Alla luce di questa capitale distinzione tra cittadinanza e nazionalità, ovvero tra Stato e nazione, penso che il dibattito politico attuale si possa chiarificare e semplificare: non si tratta di fare altro che di proseguire il processo iniziato nel 1861 quando nacque lo Stato italiano e si iniziò a “fare gli italiani”. 

Nessuno Stato può fare esseri umani secondo la propria ideologia (ci provarono i totalitarismi novecenteschi ma è noto l’esito sanguinoso), sono sempre e solo la natura e la cultura a generare i popoli; uno Stato, però, può e deve “fare” i suoi cittadini. E a questo riguardo la distinzione tra cittadinanza e nazionalità risulta decisiva ed è essa a farci comprendere che noi siamo destinati dalla forza della storia (alla quale è stolto opporsi ed è saggio ubbidire) ad avere un unico Stato con un’unica cittadinanza ma con diverse nazionalità. Siamo cioè destinanti all’internazionalità. La dimensione inter-nazionale che fino a ieri riguardava il rapporto tra stati, oggi riguarda il rapporto tra i cittadini del medesimo Stato. Ovunque in Occidente, presto ovunque nel mondo.

I principali nemici nella storia recente della capitale distinzione tra cittadinanza e nazionalità furono i nazisti, per i quali era solo la nazionalità a conferire la cittadinanza. Il nucleo ideologico della Germania nazista era infatti compendiato nella diade “Blut und Boden”, “sangue e suolo”, con la completa esclusione della cultura. A proposito della quale, anzi, essi si vantavano di ripetere: «Quando sento la parola cultura, metto mano alla pistola». Ancora oggi vi è chi vuole sparare alla cultura, ovvero a quel processo descritto dicendo che occorre “fare” gli italiani. Per fortuna, sia nella destra sia nella sinistra delle nostre forze politiche, vi sono persone sensibili alla cultura e ai valori umani che ne discendono, tra cui, in primis, la pari dignità, e per questo assegnano alla frequentazione della scuola l’acquisizione di un vero e proprio diritto: quello di diventare cittadini italiani, pur senza essere nativi né aspirarne alla nazionalità. Si perde così la specifica identità italiana?

L’identità per un essere umano è un valore imprescindibile, costituisce la meta psichica e spirituale del complicato processo che chiamiamo esistenza.
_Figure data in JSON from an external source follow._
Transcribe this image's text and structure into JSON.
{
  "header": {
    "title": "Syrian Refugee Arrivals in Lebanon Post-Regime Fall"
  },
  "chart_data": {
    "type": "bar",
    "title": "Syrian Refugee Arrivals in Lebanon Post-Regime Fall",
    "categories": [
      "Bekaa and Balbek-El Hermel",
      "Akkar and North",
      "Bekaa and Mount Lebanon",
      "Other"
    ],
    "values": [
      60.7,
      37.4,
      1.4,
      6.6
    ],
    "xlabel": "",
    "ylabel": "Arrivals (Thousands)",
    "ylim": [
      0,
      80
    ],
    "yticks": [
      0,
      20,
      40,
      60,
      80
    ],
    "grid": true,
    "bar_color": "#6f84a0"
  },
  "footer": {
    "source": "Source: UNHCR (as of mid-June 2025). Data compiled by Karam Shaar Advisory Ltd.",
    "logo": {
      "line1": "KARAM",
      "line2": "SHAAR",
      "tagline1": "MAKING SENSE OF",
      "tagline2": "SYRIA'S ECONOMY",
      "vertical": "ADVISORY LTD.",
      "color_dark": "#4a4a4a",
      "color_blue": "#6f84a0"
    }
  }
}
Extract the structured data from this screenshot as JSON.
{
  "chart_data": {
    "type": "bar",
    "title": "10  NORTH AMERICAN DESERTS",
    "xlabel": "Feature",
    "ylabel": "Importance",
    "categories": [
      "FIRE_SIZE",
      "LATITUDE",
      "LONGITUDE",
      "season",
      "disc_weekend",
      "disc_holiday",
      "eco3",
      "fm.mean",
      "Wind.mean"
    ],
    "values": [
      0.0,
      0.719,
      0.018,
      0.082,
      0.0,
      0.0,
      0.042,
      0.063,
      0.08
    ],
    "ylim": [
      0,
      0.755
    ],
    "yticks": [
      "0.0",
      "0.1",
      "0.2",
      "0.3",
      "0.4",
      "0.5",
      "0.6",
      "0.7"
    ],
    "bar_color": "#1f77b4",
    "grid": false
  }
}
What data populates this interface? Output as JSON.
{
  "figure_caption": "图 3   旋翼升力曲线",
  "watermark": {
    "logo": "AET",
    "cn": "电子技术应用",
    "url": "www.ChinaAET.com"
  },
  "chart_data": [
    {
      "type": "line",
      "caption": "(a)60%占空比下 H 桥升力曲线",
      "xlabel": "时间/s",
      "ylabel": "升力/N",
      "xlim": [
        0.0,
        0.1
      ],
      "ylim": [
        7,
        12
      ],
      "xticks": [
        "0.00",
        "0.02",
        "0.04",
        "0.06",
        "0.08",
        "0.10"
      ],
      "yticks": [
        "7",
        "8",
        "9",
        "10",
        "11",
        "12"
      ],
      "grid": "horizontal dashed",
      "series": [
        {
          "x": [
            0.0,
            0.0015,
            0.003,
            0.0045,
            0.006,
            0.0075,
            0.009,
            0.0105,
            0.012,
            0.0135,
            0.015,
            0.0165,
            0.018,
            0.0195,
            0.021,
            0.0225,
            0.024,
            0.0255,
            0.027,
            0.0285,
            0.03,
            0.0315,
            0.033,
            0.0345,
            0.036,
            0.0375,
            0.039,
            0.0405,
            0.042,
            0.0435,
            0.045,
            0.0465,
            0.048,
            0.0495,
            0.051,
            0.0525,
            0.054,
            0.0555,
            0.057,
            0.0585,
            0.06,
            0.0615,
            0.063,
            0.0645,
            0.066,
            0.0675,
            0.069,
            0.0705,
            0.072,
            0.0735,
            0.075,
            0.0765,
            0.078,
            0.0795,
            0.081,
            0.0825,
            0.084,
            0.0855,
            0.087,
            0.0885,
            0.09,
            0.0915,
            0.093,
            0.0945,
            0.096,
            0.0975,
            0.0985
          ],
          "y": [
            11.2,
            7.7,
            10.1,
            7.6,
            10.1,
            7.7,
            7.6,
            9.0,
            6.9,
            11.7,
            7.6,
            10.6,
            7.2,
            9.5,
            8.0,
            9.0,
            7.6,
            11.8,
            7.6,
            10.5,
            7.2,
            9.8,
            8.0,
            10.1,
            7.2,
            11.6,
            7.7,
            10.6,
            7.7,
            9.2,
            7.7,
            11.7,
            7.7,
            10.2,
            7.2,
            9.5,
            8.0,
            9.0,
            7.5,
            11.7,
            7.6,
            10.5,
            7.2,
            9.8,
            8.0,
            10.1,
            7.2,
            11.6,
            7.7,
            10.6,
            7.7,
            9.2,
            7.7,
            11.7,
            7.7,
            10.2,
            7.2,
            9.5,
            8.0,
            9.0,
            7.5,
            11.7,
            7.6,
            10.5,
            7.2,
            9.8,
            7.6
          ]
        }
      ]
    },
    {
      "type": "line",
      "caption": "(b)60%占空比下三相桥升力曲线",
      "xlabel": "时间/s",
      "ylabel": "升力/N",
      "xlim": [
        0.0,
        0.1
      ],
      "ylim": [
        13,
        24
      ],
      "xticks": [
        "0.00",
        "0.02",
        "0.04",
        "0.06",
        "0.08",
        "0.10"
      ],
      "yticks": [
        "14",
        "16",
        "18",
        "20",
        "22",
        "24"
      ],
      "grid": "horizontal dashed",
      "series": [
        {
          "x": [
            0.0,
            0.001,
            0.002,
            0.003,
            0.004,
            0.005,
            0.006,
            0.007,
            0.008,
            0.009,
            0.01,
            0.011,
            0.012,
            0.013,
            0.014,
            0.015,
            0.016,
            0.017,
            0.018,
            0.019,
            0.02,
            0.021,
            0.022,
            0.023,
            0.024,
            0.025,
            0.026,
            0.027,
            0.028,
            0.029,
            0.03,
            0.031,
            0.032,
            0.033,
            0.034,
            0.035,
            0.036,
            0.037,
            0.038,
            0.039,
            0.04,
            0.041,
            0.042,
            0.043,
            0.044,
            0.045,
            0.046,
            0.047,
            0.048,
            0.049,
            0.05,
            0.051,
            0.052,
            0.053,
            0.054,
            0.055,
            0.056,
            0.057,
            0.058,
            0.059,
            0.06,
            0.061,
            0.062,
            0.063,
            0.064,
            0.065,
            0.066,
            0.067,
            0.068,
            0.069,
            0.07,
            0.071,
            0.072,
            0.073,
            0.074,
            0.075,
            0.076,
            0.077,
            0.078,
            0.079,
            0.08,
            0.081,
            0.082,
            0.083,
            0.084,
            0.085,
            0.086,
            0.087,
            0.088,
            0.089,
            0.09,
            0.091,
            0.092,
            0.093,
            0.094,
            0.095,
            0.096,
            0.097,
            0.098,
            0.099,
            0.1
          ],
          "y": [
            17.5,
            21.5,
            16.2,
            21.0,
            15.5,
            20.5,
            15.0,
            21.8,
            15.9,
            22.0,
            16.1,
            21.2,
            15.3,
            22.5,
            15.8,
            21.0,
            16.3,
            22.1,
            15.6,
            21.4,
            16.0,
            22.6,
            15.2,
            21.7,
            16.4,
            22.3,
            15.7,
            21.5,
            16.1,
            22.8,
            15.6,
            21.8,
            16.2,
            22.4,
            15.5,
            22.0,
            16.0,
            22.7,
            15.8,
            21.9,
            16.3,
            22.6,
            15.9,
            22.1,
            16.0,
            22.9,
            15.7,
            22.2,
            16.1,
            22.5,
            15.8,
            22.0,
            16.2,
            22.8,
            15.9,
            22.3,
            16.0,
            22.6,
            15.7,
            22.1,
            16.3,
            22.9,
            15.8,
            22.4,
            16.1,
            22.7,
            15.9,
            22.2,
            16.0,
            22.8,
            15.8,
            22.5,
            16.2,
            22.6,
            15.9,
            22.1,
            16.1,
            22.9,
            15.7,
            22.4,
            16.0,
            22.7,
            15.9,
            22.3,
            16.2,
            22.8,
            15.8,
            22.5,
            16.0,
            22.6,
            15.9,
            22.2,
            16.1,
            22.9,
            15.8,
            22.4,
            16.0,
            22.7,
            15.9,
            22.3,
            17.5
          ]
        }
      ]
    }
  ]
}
Identità deriva dal latino “idem” che significa “lo stesso, il medesimo”, a sua volta dal greco “ídios” che significa “particolare, peculiare”. Da qui viene “idioma”, a indicare l’espressione culturale per eccellenza che è la lingua, la lingua madre, ciò che conferisce maggiormente identità. Da qui però deriva anche “idiota”, a indicare chi guardando solo a sé e ai suoi non capisce il mondo. L’identità quindi è ciò che ci consente di parlare avendo uno specifico linguaggio e uno specifico sapore (Primo Levi docet), ma anche ciò che ci rende confinati, limitati, quindi stupidi, appunto idioti. Quanto più si conferisce spazio e valore alla cultura, tanto più si valorizza l’identità nel senso di idioma (perché molti parleranno sempre meglio la nostra bellissima lingua condividendo la sensibilità depositata e trasmessa in essa) e tanto più si combatte l’identità nel senso di idiozia.